UBUD , Surya Indonesia.net – Peristiwa bencana alam berupa pohon tumbang jenis cempaka terjadi di Jalan Raya Payogan, tepatnya di sebelah barat Jembatan Payogan menuju Keliki, Kecamatan Tegalalang, pada Selasa (24/2/2026) sekitar pukul 05.00 WITA.
Pohon berukuran cukup besar tersebut tumbang dan melintang menutup badan jalan, sehingga menyebabkan arus lalu lintas dari arah Keliki Tegalalang menuju Payogan maupun sebaliknya sempat mengalami kemacetan.
Salah satu saksi di lokasi, I Ketut Wartawa (52), selaku Kawil Banjar Payogan, Desa Kedewatan, Kecamatan Ubud, membenarkan kejadian tersebut dan menyebut pohon tiba-tiba roboh saat kondisi cuaca hujan.
Berdasarkan informasi di lapangan, penyebab tumbangnya pohon diduga akibat akar yang sudah lapuk serta kondisi tanah yang labil setelah diguyur hujan selama dua hari terakhir. Dalam kejadian tersebut tidak terdapat korban jiwa maupun kerugian materiil.
Bhabinkamtibmas Desa Kedewatan bersama Bhabinsa, berkoordinasi dengan BPBD Gianyar dan dibantu warga sekitar melakukan evakuasi pada pukul 07.30 WITA. Proses penanganan dilakukan dengan memotong batang dan ranting pohon menggunakan gergaji mesin, kemudian memindahkannya ke sisi jalan.
Kapolsek Ubud, Kompol I Wayan Putra Antara, saat dikonfirmasi menyampaikan apresiasi atas respons cepat personel di lapangan serta partisipasi masyarakat.
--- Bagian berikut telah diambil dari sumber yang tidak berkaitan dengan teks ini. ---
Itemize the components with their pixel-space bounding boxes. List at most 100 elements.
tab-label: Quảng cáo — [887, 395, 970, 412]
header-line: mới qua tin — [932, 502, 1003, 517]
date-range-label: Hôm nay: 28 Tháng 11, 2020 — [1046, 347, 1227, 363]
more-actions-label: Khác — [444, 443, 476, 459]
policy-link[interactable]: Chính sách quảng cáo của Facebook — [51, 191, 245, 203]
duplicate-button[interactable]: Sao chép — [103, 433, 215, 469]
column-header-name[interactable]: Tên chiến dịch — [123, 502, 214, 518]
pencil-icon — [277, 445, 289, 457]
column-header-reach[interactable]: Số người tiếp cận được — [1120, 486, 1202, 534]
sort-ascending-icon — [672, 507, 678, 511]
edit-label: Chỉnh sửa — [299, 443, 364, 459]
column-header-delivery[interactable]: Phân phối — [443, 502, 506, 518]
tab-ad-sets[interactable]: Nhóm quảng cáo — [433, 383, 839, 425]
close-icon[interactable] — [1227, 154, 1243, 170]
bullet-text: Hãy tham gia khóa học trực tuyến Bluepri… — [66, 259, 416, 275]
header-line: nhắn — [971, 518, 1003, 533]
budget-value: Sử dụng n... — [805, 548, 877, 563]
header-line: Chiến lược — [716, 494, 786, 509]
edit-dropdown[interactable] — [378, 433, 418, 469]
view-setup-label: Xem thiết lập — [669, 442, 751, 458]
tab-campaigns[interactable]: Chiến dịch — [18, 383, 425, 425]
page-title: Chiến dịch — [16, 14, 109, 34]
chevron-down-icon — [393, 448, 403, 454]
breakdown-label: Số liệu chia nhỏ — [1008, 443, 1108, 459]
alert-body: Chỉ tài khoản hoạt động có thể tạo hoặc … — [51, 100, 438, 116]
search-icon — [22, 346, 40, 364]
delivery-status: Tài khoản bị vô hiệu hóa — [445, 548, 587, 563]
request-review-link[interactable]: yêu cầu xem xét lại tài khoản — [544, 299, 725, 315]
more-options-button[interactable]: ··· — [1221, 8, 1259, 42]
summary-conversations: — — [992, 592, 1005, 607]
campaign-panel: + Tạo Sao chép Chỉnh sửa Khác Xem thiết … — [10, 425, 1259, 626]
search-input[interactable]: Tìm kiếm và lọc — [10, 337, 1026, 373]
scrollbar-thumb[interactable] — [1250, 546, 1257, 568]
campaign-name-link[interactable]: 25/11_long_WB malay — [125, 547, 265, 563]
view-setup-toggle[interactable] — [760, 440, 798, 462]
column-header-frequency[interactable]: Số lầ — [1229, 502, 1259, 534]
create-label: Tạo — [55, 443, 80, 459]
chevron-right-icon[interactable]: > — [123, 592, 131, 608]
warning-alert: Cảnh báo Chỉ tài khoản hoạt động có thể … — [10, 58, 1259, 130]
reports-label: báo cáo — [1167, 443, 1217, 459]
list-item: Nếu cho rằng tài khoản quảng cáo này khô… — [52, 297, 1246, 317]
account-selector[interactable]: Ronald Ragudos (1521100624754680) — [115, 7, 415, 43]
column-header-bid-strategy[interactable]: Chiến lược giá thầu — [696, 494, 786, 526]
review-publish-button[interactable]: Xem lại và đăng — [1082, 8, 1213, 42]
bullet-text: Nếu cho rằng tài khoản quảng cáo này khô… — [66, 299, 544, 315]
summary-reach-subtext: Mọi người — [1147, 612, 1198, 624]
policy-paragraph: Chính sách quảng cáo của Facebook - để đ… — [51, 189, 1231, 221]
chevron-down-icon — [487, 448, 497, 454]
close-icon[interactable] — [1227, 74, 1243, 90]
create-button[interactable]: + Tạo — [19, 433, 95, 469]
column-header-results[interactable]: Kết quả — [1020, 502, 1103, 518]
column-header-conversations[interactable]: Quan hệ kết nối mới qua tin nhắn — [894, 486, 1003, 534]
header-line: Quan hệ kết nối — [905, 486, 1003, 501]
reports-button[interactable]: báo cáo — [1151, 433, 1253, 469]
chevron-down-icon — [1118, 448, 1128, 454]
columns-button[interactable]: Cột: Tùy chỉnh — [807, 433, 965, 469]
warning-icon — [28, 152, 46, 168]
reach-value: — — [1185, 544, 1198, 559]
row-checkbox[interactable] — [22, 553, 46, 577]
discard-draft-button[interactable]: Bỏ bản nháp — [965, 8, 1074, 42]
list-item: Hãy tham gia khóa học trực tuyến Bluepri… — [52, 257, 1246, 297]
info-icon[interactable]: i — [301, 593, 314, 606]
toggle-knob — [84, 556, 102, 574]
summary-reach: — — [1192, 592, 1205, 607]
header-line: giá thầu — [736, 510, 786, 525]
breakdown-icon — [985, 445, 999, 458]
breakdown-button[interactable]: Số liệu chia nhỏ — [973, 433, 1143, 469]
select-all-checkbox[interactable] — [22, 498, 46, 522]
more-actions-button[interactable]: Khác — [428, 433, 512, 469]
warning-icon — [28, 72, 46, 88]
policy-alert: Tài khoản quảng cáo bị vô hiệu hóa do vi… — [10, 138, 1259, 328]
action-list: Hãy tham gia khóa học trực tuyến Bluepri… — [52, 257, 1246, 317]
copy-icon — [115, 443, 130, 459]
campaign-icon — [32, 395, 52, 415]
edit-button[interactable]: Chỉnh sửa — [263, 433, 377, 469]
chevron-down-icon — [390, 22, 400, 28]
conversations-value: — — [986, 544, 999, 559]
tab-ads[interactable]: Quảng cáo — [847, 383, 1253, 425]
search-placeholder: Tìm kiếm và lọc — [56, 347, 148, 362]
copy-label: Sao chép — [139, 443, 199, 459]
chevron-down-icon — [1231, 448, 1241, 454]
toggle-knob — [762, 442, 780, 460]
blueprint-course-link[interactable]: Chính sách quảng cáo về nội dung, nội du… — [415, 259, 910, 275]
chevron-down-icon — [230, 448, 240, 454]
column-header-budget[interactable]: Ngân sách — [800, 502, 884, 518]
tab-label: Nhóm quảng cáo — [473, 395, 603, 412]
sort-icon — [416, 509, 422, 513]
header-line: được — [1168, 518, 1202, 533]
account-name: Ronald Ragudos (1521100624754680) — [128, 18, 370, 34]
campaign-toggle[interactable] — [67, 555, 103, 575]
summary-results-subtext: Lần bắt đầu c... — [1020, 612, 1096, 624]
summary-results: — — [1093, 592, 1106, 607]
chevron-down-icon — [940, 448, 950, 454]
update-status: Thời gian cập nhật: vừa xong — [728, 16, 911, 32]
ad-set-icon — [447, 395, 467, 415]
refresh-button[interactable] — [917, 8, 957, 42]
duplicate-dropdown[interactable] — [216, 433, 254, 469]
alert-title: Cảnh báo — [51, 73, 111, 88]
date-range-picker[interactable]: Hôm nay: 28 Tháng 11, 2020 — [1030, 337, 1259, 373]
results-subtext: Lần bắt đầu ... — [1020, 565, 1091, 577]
“Kami bergerak cepat bersama unsur terkait untuk memastikan akses jalan dapat segera digunakan kembali. Syukur tidak ada korban jiwa dalam peristiwa ini,” ujarnya.
Ia juga mengimbau masyarakat untuk meningkatkan kewaspadaan, terutama saat cuaca ekstrem. “Kami mengingatkan warga agar lebih berhati-hati saat melintas di jalur yang rawan pohon tumbang, terutama setelah hujan dengan intensitas tinggi. Apabila melihat potensi bahaya, segera laporkan kepada aparat setempat,” tambahnya.
Polsek Ubud memastikan akan terus bersinergi dengan instansi terkait dalam upaya mitigasi dan penanganan bencana alam di wilayah hukumnya.